There are benefits to regionalization that impact everyone
Let’s take a look.
Benefits to our approach to regionalization around housing and homelessness systems have been widely recognized across the country. From think tanks, to non-profit consulting firms, governments and academia, regional homelessness prevention systems have been widely recognized for:
containing rent increases,
supporting more effective government decision making and cross-sector collaboration, and
more equitably and efficiently distributing resources.
Regionalization helps control rent increases
It is widely recognized that impacts to housing are regional. Housing markets are principally impacted by economic boons and busts that are not bound to city or county jurisdictions. Rather, housing markets align with transportation networks and labor markets that are regional in nature.
Aligning housing and homelessness systems to the regional housing system is proposed to contain housing costs and rental costs. They do so through regionalized data analysis and monitoring, coordinating regionalized crisis response resources (e.g., rental assistance), and supporting thoughtful regional planning for affordable and accessible housing.
Regionalized data helps understand the full picture of housing instability because it better illustrates the housing market. This allows for decision makers to be more informed about the problem and their impact. This also allows for a new flow of information that better supports piloting innovative solutions and pivoting where necessary.
Regionally coordinating crisis resources like rental assistance allows the region to increase the pool of dollars going to people in need instead of administration. Additionally, because resources aren’t constrained by county or city lines, more thoughtful distributions can account for the region’s need.
Regional housing planning and investment models have shown some impressive results when it comes to their impact on affordable housing. While there are limited instances across the nation of fully implemented models, committed metropolitan regions have experienced less severe increases in rents costs, decreasing rates of homelessness, and more successful implementation of longer-term housing investment strategies.

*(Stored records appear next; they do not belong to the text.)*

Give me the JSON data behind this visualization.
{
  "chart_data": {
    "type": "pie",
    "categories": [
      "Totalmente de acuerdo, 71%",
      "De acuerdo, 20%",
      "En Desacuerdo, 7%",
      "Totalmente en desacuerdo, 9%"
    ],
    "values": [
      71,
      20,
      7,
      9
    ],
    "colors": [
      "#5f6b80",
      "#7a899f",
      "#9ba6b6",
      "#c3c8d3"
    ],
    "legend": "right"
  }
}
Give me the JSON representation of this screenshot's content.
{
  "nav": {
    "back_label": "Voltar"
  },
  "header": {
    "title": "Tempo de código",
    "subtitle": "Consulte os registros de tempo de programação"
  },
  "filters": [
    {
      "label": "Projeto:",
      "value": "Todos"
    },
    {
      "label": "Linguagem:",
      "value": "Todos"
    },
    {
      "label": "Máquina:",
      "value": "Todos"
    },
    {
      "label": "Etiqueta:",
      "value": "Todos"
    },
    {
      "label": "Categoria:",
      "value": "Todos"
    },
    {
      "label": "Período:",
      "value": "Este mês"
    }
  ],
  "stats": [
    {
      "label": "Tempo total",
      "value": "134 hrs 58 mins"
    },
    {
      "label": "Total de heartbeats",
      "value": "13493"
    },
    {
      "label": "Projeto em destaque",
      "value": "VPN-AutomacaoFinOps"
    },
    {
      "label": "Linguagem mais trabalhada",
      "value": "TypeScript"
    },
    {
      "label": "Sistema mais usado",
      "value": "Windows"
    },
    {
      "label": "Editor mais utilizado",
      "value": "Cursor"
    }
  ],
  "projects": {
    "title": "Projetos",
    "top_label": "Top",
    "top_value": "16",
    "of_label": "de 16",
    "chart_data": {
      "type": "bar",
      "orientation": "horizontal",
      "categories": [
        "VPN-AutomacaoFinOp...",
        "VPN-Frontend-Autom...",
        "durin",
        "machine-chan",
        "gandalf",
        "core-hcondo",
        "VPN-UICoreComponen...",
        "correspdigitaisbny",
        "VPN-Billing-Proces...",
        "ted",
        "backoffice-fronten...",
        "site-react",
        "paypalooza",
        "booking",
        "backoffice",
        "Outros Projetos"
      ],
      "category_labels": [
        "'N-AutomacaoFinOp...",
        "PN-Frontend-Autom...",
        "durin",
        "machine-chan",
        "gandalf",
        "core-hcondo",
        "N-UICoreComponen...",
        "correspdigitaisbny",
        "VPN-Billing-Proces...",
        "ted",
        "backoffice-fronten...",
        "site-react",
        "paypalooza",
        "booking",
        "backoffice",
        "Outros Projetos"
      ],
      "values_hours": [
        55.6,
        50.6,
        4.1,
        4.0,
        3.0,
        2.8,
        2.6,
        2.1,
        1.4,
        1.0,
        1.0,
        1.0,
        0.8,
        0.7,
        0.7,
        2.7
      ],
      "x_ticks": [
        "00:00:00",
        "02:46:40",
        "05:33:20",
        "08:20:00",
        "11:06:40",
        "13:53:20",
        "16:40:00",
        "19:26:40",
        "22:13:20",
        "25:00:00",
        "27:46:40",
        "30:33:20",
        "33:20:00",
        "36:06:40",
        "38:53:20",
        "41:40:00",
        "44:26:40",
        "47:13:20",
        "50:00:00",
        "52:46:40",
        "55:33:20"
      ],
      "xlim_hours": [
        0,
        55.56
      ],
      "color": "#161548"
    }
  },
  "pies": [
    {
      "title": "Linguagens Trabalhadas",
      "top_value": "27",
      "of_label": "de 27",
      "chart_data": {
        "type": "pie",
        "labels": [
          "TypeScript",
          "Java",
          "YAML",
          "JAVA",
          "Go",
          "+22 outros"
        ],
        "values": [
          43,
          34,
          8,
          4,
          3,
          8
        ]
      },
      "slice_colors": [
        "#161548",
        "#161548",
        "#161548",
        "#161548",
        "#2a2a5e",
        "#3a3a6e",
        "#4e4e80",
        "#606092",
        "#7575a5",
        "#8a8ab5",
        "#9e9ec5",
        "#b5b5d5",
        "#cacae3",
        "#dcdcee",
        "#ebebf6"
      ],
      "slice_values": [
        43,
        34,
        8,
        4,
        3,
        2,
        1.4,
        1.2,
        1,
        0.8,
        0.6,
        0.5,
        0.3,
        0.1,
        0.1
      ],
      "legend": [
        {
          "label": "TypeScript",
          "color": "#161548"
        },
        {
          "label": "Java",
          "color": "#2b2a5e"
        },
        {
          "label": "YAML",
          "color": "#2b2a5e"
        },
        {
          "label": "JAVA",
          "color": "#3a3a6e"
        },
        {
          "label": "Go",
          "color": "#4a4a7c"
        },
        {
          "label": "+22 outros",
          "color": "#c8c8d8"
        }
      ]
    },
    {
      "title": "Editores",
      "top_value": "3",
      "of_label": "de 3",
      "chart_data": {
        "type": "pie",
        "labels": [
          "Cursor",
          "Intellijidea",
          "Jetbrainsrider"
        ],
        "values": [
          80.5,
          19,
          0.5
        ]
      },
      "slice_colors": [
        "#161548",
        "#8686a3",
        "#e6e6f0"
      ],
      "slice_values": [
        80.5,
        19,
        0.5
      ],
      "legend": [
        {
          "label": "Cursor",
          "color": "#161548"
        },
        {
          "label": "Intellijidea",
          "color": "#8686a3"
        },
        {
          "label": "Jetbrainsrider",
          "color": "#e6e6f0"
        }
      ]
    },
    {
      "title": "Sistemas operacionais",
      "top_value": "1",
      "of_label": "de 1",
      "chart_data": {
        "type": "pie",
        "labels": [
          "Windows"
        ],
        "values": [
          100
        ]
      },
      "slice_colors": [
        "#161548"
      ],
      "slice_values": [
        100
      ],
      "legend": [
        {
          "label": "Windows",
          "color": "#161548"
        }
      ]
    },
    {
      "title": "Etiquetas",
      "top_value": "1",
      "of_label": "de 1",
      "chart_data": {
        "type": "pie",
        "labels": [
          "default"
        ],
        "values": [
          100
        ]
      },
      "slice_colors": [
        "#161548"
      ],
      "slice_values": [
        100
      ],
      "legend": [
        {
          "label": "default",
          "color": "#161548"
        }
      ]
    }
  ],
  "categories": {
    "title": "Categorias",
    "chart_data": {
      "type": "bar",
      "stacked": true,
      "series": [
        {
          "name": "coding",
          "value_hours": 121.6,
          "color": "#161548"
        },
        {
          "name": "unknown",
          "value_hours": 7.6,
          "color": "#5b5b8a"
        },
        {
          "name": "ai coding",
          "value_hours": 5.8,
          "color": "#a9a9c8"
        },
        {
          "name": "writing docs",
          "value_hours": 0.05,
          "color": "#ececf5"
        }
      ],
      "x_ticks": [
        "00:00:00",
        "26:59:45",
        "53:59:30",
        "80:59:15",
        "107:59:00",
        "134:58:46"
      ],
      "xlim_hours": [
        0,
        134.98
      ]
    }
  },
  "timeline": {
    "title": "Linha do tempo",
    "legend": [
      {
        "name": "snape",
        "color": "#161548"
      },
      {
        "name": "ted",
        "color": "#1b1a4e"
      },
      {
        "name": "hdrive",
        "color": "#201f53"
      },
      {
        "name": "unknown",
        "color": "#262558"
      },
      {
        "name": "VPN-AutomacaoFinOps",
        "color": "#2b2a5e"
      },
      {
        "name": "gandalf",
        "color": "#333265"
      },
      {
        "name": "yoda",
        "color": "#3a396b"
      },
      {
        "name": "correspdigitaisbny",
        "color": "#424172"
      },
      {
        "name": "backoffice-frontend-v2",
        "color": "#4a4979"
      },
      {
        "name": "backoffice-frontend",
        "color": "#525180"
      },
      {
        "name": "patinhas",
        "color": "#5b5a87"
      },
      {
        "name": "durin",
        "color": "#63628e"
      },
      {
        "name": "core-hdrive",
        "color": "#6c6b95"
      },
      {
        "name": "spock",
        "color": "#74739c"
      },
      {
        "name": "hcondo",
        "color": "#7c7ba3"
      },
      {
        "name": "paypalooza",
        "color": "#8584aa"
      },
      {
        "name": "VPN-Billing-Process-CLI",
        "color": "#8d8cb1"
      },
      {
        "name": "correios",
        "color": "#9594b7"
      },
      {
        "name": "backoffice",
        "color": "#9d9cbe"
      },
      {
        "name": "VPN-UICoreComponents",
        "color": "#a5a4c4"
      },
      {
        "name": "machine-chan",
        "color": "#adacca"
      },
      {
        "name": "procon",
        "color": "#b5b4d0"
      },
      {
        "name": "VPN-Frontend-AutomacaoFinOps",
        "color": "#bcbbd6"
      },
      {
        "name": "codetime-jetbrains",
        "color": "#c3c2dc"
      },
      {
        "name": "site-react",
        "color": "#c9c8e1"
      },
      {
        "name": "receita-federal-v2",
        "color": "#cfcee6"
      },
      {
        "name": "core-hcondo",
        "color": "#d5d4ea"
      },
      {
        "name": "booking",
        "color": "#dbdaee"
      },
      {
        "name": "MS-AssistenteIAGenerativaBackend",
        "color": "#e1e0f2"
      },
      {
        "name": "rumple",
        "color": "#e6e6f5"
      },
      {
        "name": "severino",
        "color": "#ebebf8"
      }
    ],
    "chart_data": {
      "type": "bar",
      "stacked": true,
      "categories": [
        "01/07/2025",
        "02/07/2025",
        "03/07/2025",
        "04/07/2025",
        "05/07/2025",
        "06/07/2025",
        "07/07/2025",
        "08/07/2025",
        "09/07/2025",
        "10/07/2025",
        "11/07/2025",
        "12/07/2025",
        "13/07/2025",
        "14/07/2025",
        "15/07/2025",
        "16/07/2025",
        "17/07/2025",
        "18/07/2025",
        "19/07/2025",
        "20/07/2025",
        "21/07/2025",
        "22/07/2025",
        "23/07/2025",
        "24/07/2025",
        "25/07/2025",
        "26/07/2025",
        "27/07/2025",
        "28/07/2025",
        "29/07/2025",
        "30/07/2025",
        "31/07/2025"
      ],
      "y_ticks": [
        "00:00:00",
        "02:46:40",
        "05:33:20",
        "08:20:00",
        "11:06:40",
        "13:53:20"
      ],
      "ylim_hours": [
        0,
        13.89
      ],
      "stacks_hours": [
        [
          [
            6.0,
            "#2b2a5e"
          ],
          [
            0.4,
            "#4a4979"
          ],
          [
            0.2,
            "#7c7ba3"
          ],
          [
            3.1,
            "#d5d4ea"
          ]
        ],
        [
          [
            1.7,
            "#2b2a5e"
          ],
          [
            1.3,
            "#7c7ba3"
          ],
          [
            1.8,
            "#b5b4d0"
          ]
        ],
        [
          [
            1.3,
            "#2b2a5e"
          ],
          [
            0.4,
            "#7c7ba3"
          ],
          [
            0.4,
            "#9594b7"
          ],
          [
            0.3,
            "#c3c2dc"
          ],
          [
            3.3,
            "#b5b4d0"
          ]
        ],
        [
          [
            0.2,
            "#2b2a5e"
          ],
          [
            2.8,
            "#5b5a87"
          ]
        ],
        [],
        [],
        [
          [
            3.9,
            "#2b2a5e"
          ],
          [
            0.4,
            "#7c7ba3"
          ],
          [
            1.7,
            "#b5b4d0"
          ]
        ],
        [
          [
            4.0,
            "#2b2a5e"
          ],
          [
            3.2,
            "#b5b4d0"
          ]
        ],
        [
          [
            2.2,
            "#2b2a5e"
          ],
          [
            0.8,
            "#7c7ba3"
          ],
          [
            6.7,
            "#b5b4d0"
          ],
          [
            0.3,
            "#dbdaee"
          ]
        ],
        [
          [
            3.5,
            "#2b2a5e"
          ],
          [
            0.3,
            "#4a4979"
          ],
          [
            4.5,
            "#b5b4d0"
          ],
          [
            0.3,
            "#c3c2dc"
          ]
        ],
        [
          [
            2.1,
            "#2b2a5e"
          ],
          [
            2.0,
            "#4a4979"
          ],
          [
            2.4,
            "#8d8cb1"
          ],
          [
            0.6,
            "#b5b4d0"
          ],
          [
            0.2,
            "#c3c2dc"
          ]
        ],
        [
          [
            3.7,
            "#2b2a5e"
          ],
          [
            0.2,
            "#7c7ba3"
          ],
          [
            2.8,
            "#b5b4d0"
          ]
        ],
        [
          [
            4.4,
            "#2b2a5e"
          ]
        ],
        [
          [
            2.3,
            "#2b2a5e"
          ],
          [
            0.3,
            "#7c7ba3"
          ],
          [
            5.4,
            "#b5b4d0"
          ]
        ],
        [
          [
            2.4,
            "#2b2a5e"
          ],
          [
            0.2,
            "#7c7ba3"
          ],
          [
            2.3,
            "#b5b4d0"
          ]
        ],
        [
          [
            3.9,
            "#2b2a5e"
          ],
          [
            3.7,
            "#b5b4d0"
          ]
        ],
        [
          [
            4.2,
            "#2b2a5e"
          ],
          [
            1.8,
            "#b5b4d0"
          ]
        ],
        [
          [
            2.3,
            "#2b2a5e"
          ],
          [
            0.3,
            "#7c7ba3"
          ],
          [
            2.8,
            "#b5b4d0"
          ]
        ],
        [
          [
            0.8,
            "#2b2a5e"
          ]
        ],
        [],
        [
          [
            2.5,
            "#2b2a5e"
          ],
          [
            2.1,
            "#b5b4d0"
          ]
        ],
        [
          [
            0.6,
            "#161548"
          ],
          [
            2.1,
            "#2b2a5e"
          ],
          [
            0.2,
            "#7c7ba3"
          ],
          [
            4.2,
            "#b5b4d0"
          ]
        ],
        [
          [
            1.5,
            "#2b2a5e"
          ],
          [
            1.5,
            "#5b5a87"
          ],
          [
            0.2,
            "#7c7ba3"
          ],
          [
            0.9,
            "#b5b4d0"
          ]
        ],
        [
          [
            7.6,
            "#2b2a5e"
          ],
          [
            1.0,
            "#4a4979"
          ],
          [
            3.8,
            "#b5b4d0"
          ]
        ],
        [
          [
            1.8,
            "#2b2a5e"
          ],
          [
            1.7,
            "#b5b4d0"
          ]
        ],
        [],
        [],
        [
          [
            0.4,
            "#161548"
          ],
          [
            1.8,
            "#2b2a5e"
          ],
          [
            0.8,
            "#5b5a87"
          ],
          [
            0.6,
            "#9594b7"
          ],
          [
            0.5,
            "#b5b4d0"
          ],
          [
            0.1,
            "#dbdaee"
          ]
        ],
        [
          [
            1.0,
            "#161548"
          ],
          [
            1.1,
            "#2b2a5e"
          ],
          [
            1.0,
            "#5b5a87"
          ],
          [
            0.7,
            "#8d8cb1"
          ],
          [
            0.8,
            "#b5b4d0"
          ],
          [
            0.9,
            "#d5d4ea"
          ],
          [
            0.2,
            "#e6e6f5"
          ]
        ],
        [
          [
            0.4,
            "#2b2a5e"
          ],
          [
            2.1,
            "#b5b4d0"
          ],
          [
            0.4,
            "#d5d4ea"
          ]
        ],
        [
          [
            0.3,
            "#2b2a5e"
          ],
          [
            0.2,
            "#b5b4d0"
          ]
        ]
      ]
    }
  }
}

Regional government makes better decisions about the housing and homelessness systems
In Minnesota, county governments are responsible for administering the vast majority of homelessness services. However, because our seven-county metropolitan area is interconnected, homelessness is not contained in any one city or city. People move from place to place to find affordable places to live and services they can access.
When system decisions are driven by hyper-local political interests, they do not take into account regional impact. They also do not have the necessary structures to stay accountable to the long-term planning commitments necessary for the metro’s housing system. In the seven county metropolitan area, there currently is no established accountable governing body committed to this effort.
Locally, counties continue to hold collaborative environments to discuss the distribution of operations of homelessness services through Continuums of Care and other advisory meetings. Nevertheless, homelessness related conversations are more geared toward executing funding mandated activities rather than system change. This makes these discussion forums less relevant to partners that are not direct grant recipients and administrators. This also limits potential innovations and further distances homelessness prevention services from the affordable housing conversations moving forward.
Regionalization promotes more equitable and efficient distribution of resources
Regionalizing housing and homelessness prevention lets neighboring jurisdictions pool data, align strategies, and deploy dollars where need is greatest—rather than duplicating efforts county by county. When cities and counties plan together (shared goals, common intake/data standards, and coordinated siting), they gain economies of scale, reduce service gaps at borders, and respond to regional labor and housing markets that don’t stop at city lines. Local Housing Solutions and the National Association of Development Organizations both document how multi-jurisdiction strategies—ranging from joint rental assistance programs to full regional housing plans—improve targeting, streamline administration, and foster equitable outcomes.
Evidence shows that when regions channel resources into need-based rental assistance and prevention, they reduce homelessness and housing instability, with outsized benefits for households of color who are overrepresented among cost-burdened renters. Coordinated, adequately funded assistance helps people stay housed and shortens episodes of homelessness by cutting red tape and focusing help where risk is highest.
Across the country, regions that adopt shared playbooks—aligning zoning reforms, production and preservation, and homelessness response—are demonstrating real gains even amid national headwinds. Brookings highlights places reducing unsheltered homelessness through cross-system collaboration, while the Roosevelt Institute argues for a pivot from fragmented “localism” to regional rules that let governments plan, build, and invest at the scale of the problem. In short: regionalization turns a patchwork of programs into a coherent system that delivers fairer, faster results.